The point is, this sorting took me 22.3 seconds to complete. The interesting part is that if I change type int
to size_t
for arrays A
, WorkArray
(both in std::vector
and in the argument list of function sort
), as well as for val_min
, the time increases to 67.4! This is threefold slower! The new code is below:
#include <ctime>
#include <vector>
#include <iostream>
void sort(int N, size_t A[], size_t WorkArray[]) // exchange sort
{
int i, j, index;
size_t val_min;
for (j = 0; j < N; j++)
{
val_min = 500000U;
for (i = j; i < N; i++)
{
if (A[i] < val_min)
{
val_min = A[i];
index = i;
}
}
WorkArray[j] = A[j];
A[j] = val_min;
A[index] = WorkArray[j];
}
}
int main()
{
std::vector<size_t> A(400000), WorkArray(400000);
for(size_t k = 0; k < 400000; k++)
A[k] = 400000 - (k+1);
clock_t begin = clock();
sort(400000, &A[0], &WorkArray[0]);
clock_t end = clock();
double sortTime = double(end - begin) / CLOCKS_PER_SEC;
std::cout << "Sort time: " << sortTime << std::endl;
return 0;
}
Note that I still keep type int
for function local variables i
, j
, index
, N
, and so the only two arithmetical operations that are i++
and j++
should take the same amount of time to perform in both cases. Therefore, this slowdown has to do with other reasons.
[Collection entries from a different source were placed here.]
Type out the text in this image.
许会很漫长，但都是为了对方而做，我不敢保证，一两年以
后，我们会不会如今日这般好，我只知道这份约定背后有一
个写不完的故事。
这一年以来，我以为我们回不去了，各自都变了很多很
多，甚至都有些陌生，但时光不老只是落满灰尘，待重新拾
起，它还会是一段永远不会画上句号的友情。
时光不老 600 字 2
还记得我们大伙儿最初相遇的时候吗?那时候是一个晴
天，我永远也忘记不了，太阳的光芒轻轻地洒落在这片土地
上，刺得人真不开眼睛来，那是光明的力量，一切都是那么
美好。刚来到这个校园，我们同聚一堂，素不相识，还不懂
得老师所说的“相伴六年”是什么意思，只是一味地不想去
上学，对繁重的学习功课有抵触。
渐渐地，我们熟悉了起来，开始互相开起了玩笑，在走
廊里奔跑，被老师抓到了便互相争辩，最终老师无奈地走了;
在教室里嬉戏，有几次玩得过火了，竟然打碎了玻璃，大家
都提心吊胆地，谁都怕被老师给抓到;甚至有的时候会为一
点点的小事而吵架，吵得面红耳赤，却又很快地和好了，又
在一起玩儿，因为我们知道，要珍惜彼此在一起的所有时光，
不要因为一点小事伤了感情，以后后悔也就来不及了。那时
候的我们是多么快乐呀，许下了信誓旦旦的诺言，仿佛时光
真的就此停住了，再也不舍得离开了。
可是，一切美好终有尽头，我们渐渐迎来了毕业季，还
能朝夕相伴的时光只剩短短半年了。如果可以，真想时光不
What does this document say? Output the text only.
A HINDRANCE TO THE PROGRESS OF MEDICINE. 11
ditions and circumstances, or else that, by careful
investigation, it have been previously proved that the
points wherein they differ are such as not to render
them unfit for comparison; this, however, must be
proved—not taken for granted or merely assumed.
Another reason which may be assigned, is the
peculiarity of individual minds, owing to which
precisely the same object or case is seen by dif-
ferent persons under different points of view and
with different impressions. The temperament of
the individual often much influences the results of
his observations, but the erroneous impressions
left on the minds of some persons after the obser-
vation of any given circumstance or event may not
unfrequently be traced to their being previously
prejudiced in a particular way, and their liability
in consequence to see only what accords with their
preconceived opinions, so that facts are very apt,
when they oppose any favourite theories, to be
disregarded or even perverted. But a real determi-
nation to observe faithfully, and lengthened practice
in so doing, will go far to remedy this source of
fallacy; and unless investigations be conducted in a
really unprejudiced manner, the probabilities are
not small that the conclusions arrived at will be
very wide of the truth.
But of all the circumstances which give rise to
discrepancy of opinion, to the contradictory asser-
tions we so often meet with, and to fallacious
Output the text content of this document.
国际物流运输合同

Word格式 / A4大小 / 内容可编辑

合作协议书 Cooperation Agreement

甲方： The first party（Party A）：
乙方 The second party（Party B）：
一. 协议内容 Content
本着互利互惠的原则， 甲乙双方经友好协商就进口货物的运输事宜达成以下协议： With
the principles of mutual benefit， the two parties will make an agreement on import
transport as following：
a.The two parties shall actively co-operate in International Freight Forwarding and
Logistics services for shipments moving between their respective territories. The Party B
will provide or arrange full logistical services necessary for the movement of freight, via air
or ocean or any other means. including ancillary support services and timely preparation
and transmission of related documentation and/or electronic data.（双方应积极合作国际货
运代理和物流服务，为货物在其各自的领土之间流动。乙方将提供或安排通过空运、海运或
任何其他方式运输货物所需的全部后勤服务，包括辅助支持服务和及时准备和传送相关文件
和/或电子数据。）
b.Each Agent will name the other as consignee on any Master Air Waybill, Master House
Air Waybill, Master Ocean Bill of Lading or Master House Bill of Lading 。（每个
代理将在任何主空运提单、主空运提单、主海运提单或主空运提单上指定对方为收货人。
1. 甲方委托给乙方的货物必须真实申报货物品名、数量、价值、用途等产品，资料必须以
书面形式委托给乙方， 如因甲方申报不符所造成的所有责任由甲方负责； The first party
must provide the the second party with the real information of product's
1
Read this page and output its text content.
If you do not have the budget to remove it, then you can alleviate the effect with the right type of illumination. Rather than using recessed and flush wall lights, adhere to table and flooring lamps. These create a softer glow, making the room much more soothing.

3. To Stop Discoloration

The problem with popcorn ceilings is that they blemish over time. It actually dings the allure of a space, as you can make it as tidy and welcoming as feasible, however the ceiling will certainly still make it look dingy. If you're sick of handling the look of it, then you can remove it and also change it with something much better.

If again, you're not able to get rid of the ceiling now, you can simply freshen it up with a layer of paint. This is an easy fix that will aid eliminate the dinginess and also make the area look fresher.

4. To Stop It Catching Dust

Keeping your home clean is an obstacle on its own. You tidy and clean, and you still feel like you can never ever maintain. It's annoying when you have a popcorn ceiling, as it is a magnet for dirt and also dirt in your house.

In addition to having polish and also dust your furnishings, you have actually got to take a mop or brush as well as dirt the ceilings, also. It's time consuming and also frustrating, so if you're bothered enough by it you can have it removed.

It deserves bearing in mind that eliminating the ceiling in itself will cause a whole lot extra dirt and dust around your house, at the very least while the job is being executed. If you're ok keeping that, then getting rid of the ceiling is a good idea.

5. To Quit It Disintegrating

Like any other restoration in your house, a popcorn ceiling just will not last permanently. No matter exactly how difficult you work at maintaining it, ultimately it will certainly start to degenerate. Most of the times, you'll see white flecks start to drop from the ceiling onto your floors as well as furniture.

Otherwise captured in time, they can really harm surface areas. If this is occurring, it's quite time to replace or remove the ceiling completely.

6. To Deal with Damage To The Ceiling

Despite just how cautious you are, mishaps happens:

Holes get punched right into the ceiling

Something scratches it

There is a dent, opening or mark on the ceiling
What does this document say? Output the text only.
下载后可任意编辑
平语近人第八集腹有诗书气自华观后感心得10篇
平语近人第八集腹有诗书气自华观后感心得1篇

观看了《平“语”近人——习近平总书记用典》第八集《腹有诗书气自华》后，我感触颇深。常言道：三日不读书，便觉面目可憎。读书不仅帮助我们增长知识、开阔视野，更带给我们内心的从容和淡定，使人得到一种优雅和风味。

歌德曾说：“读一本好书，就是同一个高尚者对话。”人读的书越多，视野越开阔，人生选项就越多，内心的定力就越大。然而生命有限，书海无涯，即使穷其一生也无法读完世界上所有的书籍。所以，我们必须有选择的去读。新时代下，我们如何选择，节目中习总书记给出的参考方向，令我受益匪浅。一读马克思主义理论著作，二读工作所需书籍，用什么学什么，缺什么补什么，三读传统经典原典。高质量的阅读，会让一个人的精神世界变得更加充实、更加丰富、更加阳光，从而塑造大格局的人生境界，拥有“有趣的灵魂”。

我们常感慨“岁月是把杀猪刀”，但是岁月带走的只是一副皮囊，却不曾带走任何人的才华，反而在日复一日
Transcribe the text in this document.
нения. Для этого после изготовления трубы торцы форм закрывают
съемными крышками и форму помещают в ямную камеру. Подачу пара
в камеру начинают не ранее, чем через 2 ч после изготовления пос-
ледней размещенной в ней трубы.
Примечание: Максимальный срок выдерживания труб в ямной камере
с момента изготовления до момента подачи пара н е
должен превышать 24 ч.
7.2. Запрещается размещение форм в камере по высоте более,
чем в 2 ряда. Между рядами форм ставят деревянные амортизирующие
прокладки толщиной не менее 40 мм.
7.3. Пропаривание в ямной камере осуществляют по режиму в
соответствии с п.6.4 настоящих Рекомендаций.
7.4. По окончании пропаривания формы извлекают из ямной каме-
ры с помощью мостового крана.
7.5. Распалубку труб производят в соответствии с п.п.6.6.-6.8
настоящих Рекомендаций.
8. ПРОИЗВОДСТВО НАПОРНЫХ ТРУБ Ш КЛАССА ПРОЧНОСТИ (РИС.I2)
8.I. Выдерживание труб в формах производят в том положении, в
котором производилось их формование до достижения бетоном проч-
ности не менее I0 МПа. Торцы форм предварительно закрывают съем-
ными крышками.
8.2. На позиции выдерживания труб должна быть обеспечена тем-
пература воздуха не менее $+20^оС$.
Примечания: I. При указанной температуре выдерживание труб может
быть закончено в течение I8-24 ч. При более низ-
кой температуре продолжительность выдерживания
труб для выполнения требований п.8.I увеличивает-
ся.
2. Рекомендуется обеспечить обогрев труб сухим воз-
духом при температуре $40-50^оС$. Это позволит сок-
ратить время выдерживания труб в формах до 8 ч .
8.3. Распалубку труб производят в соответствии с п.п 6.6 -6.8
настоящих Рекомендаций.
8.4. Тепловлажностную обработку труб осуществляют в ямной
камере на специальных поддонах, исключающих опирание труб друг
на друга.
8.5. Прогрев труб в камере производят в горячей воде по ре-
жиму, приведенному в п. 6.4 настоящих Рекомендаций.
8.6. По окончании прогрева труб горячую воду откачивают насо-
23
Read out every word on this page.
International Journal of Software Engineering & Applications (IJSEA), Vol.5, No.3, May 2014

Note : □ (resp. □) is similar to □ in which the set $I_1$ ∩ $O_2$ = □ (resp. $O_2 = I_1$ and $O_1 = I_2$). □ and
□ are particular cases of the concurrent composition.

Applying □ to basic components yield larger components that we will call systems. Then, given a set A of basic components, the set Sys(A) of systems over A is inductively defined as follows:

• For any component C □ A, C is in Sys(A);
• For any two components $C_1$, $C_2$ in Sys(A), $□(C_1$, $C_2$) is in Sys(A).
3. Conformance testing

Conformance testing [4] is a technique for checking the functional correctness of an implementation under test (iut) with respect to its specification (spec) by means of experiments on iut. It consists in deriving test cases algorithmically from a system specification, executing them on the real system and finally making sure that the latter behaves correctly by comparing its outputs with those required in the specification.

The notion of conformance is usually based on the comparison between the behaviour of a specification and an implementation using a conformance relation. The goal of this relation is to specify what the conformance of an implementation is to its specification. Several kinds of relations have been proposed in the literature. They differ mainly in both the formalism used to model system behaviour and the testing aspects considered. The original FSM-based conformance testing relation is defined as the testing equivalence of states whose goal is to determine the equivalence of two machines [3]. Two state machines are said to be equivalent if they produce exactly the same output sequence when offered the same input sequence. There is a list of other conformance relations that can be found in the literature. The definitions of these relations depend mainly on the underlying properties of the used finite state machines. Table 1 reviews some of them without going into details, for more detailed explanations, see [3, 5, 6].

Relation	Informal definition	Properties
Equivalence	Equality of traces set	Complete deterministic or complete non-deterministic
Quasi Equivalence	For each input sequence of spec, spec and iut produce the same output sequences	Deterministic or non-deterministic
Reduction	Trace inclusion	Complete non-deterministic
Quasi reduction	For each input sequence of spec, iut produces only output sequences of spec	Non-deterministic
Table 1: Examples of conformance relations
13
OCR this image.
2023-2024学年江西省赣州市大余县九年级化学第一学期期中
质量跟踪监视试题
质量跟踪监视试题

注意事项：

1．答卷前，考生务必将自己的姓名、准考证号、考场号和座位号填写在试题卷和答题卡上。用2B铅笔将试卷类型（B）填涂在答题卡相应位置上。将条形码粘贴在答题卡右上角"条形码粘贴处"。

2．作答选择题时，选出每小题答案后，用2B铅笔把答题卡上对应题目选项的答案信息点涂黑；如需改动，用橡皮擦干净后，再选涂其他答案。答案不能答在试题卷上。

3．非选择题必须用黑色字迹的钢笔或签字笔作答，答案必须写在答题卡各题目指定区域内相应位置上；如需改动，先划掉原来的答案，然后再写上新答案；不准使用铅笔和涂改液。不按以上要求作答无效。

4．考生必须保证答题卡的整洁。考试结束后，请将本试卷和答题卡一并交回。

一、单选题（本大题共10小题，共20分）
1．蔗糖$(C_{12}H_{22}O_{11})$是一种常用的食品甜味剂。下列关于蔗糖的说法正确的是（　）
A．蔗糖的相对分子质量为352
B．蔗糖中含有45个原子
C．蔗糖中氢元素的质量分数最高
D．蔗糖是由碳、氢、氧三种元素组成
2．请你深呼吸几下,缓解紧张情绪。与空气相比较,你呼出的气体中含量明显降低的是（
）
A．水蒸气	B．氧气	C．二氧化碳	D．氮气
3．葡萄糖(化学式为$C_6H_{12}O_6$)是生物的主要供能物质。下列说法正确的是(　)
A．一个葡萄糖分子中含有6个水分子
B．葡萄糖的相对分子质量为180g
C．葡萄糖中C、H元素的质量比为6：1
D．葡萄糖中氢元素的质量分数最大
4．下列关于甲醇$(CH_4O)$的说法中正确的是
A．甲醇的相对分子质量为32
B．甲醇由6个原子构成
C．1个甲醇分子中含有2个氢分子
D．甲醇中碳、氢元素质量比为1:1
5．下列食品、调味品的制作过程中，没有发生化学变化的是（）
Is it related to the memory alignment issue or register sizes or something else?
But the most outrageous part was when I changed int
to unsigned int
. Both unsigned int
and int
occupy the same number of bytes which is 4 (sizeof
showed that). But the runtime for unsigned int
was 65.8 s! While the first outcome was somewhat ok to accept, the second one totally confuses me! Why is there such a significant difference in time it takes to run such a simple algorithm that does not even involve sign checks?
Thanks to all addressing both of these questions. Where can I start reading more about these hardware-level optimization peculiarities? I don't care about the sorting algorithm itself, it's here for illustration of the problem only.
UPDATE: once again, I stress the fact that I use ints for array indices in all three cases.